Unijne prawo obejmie wszystkie rurociągi w Unii i poza nią, także offshore – do i z krajów trzecich. Komisja Europejska weźmie odpowiedzialność za negocjacje z krajami trzecimi. Będzie ściśle nadzorowała negocjacje po stronie państw członkowskich – wyjaśnia Jerzy Buzek, przewodniczący Komisji Parlamentu Europejskiego ds. Przemysłu, Badań Naukowych i Energii.

Jerzy Buzek zapewnia, że rola KE jest tu zasadnicza. Jego zdaniem, będzie ona czuwać nad zgodnością z prawem unijnym wszelkich porozumień i wdrażanych projektów gazowych. Tymczasem Komisja Europejska uchyliła się od jednoznacznej odpowiedzi na pytanie, czy Nord Stream 2 będzie podlegał znowelizowanej dyrektywie gazowej po zawarciu przez kraje Unii Europejskiej, a także Parlamentu Europejskiego i Komisji Europejskiej porozumienia w sprawie kształtu nowych regulacji.

– Porozumienie jest jeszcze bardzo świeże.
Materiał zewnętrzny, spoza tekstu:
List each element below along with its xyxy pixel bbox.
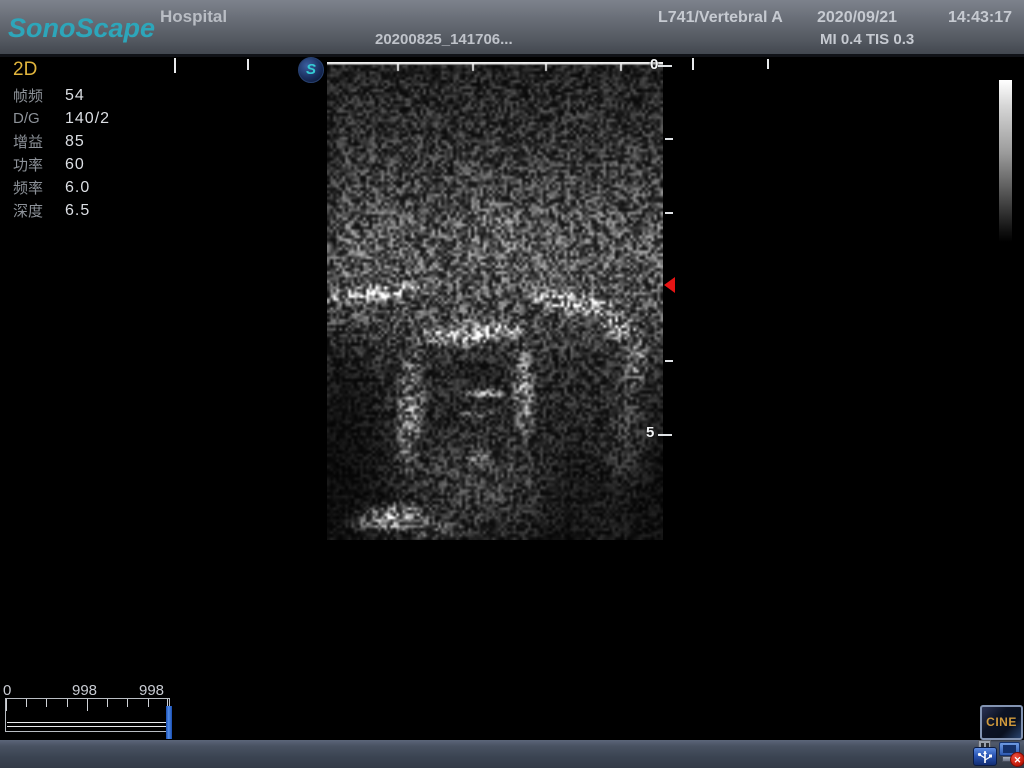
hospital-name: Hospital (160, 7, 227, 27)
cine-position-marker[interactable] (166, 706, 172, 739)
cine-track-line (7, 726, 168, 727)
top-ruler-tick (247, 59, 249, 70)
param-value: 54 (65, 87, 85, 105)
cine-current-label: 998 (72, 682, 97, 699)
cine-tick (148, 699, 149, 707)
depth-tick-major (658, 434, 672, 436)
cine-total-label: 998 (139, 682, 164, 699)
sonoscape-mark-icon: S (298, 57, 324, 83)
cine-tick (6, 699, 7, 711)
disconnected-badge-icon: ✕ (1010, 752, 1024, 767)
param-label: D/G (13, 110, 65, 127)
taskbar (0, 740, 1024, 768)
grayscale-bar (999, 80, 1012, 242)
param-value: 140/2 (65, 110, 110, 128)
cine-scrubber-track[interactable] (5, 698, 170, 732)
param-row-power: 功率 60 (13, 153, 110, 176)
param-row-framerate: 帧频 54 (13, 84, 110, 107)
mode-label: 2D (13, 59, 37, 81)
cine-tick (67, 699, 68, 707)
ultrasound-image[interactable] (327, 62, 663, 540)
param-row-dg: D/G 140/2 (13, 107, 110, 130)
usb-device-icon[interactable] (972, 739, 998, 767)
cine-track-line (7, 722, 168, 723)
system-time: 14:43:17 (948, 9, 1012, 27)
cine-tick (87, 699, 88, 711)
depth-tick (665, 138, 673, 140)
param-value: 6.5 (65, 202, 90, 220)
depth-tick (665, 212, 673, 214)
probe-preset: L741/Vertebral A (658, 9, 783, 27)
focus-marker-icon (664, 277, 675, 293)
param-label: 频率 (13, 177, 65, 198)
param-label: 增益 (13, 131, 65, 152)
param-value: 6.0 (65, 179, 90, 197)
cine-tick (107, 699, 108, 707)
param-label: 深度 (13, 200, 65, 221)
mi-tis-readout: MI 0.4 TIS 0.3 (820, 31, 914, 48)
header-bar: SonoScape Hospital L741/Vertebral A 2020… (0, 0, 1024, 57)
depth-ruler-five: 5 (646, 424, 654, 441)
param-row-gain: 增益 85 (13, 130, 110, 153)
top-ruler-tick (174, 58, 176, 73)
cine-tick (127, 699, 128, 707)
param-row-frequency: 频率 6.0 (13, 176, 110, 199)
cine-tick (46, 699, 47, 707)
cine-start-label: 0 (3, 682, 11, 699)
param-value: 85 (65, 133, 85, 151)
ultrasound-screen: SonoScape Hospital L741/Vertebral A 2020… (0, 0, 1024, 768)
depth-tick-major (658, 65, 672, 67)
parameter-panel: 帧频 54 D/G 140/2 增益 85 功率 60 频率 6.0 深度 6.… (13, 84, 110, 222)
sonoscape-logo: SonoScape (8, 13, 155, 44)
param-label: 帧频 (13, 85, 65, 106)
network-pc-icon[interactable]: ✕ (997, 740, 1024, 768)
cine-tick (26, 699, 27, 707)
usb-body-icon (973, 747, 997, 766)
top-ruler-tick (767, 59, 769, 69)
cine-mode-button[interactable]: CINE (980, 705, 1023, 740)
param-row-depth: 深度 6.5 (13, 199, 110, 222)
param-label: 功率 (13, 154, 65, 175)
param-value: 60 (65, 156, 85, 174)
system-date: 2020/09/21 (817, 9, 897, 27)
top-ruler-tick (692, 58, 694, 70)
exam-id: 20200825_141706... (375, 31, 513, 48)
depth-tick (665, 360, 673, 362)
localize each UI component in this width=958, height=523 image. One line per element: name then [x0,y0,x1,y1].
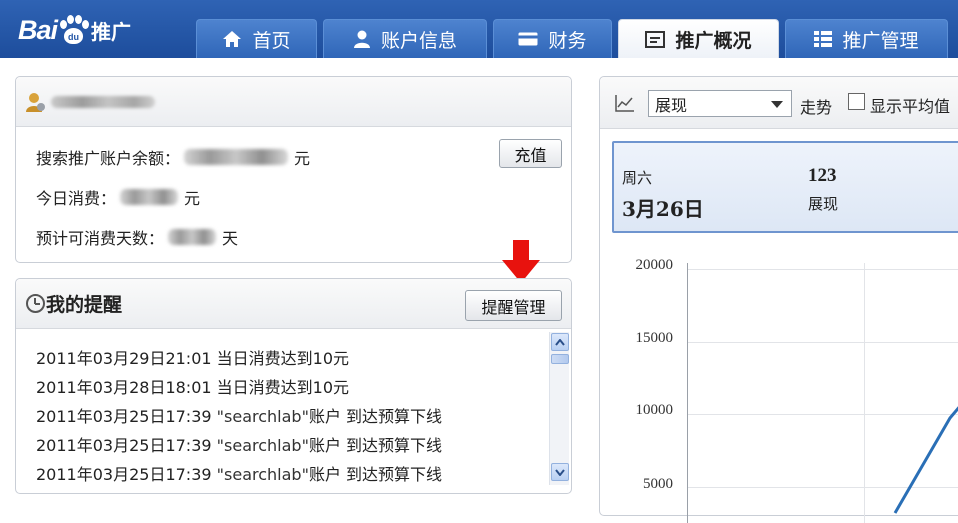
list-item: 2011年03月25日17:39 "searchlab"账户 到达预算下线 [36,461,546,490]
trend-label: 走势 [800,98,833,117]
days-row: 预计可消费天数： 天 [36,225,238,249]
product-name: 推广 [91,19,132,44]
tab-label: 账户信息 [380,29,457,52]
tab-home[interactable]: 首页 [196,19,317,58]
reminder-time: 2011年03月25日17:39 [36,436,212,455]
reminder-account: "searchlab" [216,465,309,484]
list-item: 2011年03月28日18:01 当日消费达到10元 [36,374,546,403]
today-spend-row: 今日消费： 元 [36,185,200,209]
balance-unit: 元 [294,149,311,168]
user-icon [353,30,371,48]
chevron-up-icon [555,338,565,346]
reminders-title: 我的提醒 [46,294,123,316]
account-panel: 搜索推广账户余额： 元 今日消费： 元 预计可消费天数： 天 充值 [15,76,572,263]
show-average-checkbox[interactable] [848,93,865,110]
tab-label: 首页 [252,29,291,52]
days-label: 预计可消费天数： [36,229,165,248]
chart-plot-area [687,263,958,523]
today-spend-unit: 元 [184,189,201,208]
paw-icon: du [58,15,90,45]
balance-label: 搜索推广账户余额： [36,149,181,168]
days-value [168,229,217,245]
card-icon [518,32,538,46]
list-item: 2011年03月25日17:39 "searchlab"账户 到达预算下线 [36,403,546,432]
y-tick-label: 20000 [635,257,674,273]
reminder-text: 账户 到达预算下线 [308,407,443,426]
today-spend-label: 今日消费： [36,189,117,208]
logo-text: Bai [18,14,58,45]
main-nav: 首页 账户信息 财务 推广概况 推广管理 [196,19,954,58]
scroll-thumb[interactable] [551,354,569,364]
tab-account-info[interactable]: 账户信息 [323,19,487,58]
chevron-down-icon [771,101,783,108]
home-icon [222,30,242,48]
balance-value [184,149,289,165]
y-tick-label: 10000 [635,402,674,418]
logo-paw-text: du [64,28,84,44]
metric-select[interactable]: 展现 [648,90,792,117]
list-item: 2011年03月25日17:39 "searchlab"账户 到达预算下线 [36,432,546,461]
scroll-down-button[interactable] [551,463,569,481]
days-unit: 天 [222,229,239,248]
reminder-text: 账户 到达预算下线 [308,465,443,484]
reminder-account: "searchlab" [216,436,309,455]
chevron-down-icon [555,468,565,476]
chart-toolbar: 展现 走势 显示平均值 [600,77,958,129]
tab-label: 财务 [548,29,587,52]
clock-icon [26,294,45,313]
tab-label: 推广管理 [842,29,919,52]
reminder-time: 2011年03月25日17:39 [36,407,212,426]
account-user-icon [25,91,47,113]
top-header: Bai du 推广 首页 账户信息 财务 推广概况 推广管理 [0,0,958,58]
tab-finance[interactable]: 财务 [493,19,612,58]
tab-label: 推广概况 [675,29,752,52]
today-spend-value [120,189,179,205]
manage-reminders-button[interactable]: 提醒管理 [465,290,562,321]
reminder-list: 2011年03月29日21:01 当日消费达到10元 2011年03月28日18… [36,345,546,490]
reminder-text: 账户 到达预算下线 [308,436,443,455]
reminder-account: "searchlab" [216,407,309,426]
summary-metric: 展现 [808,195,839,213]
reminders-panel: 我的提醒 提醒管理 2011年03月29日21:01 当日消费达到10元 201… [15,278,572,494]
overview-icon [645,30,666,48]
summary-weekday: 周六 [622,169,653,187]
summary-date: 3月26日 [622,197,704,221]
account-username [51,95,155,108]
reminder-text: 当日消费达到10元 [216,349,350,368]
tab-management[interactable]: 推广管理 [785,19,948,58]
y-tick-label: 15000 [635,330,674,346]
reminder-time: 2011年03月28日18:01 [36,378,212,397]
line-chart-icon [615,94,635,116]
show-average-label: 显示平均值 [870,97,951,116]
summary-card: 周六 3月26日 123 展现 [612,141,958,233]
y-tick-label: 5000 [643,476,673,492]
recharge-button[interactable]: 充值 [499,139,562,168]
chart-panel: 展现 走势 显示平均值 周六 3月26日 123 展现 20000 15000 … [599,76,958,523]
balance-row: 搜索推广账户余额： 元 [36,145,310,169]
summary-value: 123 [808,165,837,186]
tab-overview[interactable]: 推广概况 [618,19,779,58]
reminder-time: 2011年03月25日17:39 [36,465,212,484]
list-item: 2011年03月29日21:01 当日消费达到10元 [36,345,546,374]
reminder-text: 当日消费达到10元 [216,378,350,397]
grid-icon [814,30,833,48]
reminder-time: 2011年03月29日21:01 [36,349,212,368]
reminder-scrollbar[interactable] [549,332,569,485]
metric-select-value: 展现 [655,95,688,115]
account-panel-header [16,77,571,127]
scroll-up-button[interactable] [551,333,569,351]
baidu-logo[interactable]: Bai du 推广 [18,10,131,50]
series-line [893,406,958,514]
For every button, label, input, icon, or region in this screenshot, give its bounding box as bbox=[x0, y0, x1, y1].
Widzę, że jest zainteresowanie, by interpretować to porozumienie w szczegółach. Chętnie zorganizujemy dziś albo jutro bardzo szczegółowy, techniczny briefing, aby o tym dyskutować – mówi rzecznik KE Margaritis Schinas.

Porozumienie zakłada, że gdyby doszło do ukończenia budowy Nord Stream 2, to prawem unijnym zostałby objęty tylko ten odcinek rurociągu, który znajduje się na wodach terytorialnych Niemiec. Ten fragment, który przebiega przez międzynarodową część Morza Bałtyckiego, podlegałby warunkom wynegocjowanym przez Rosję i Niemcy w dwustronnych rozmowach.

– Zobaczymy, jak to będzie w praktyce. Jednym z takich ważnych zapisów, znajdujących się w tej noweli jest to, że występuje możliwość wprowadzania wyjątków do stosowania prawa unijnego. To daje duże możliwości w przypadku Nord Stream 2 operatorowi Niemieckiemu wprowadzania pewnych wyłączeń – zaznacza dr inż. Robert Golej z Uniwersytetu Ekonomicznego we Wrocławiu.

Porozumienie miałoby być zatwierdzane przez Komisję Europejską.

– Gazprom z Niemcami dopięli swego – mówi dr inż. Bogdan Sedler.

Początkowo Komisja Europejska chciała, żeby na mocy dyrektywy gazowej rozdzielić funkcje dostawcy gazu od operatora gazociągu – i to na poziomie własnościowym. To uderzało mocno w Gazprom. Zabiegi Niemiec spowodowały, że do tego nie dojdzie. Europa Zachodnia wtłacza Europę w jeszcze większą zależność od rosyjskiego gazu.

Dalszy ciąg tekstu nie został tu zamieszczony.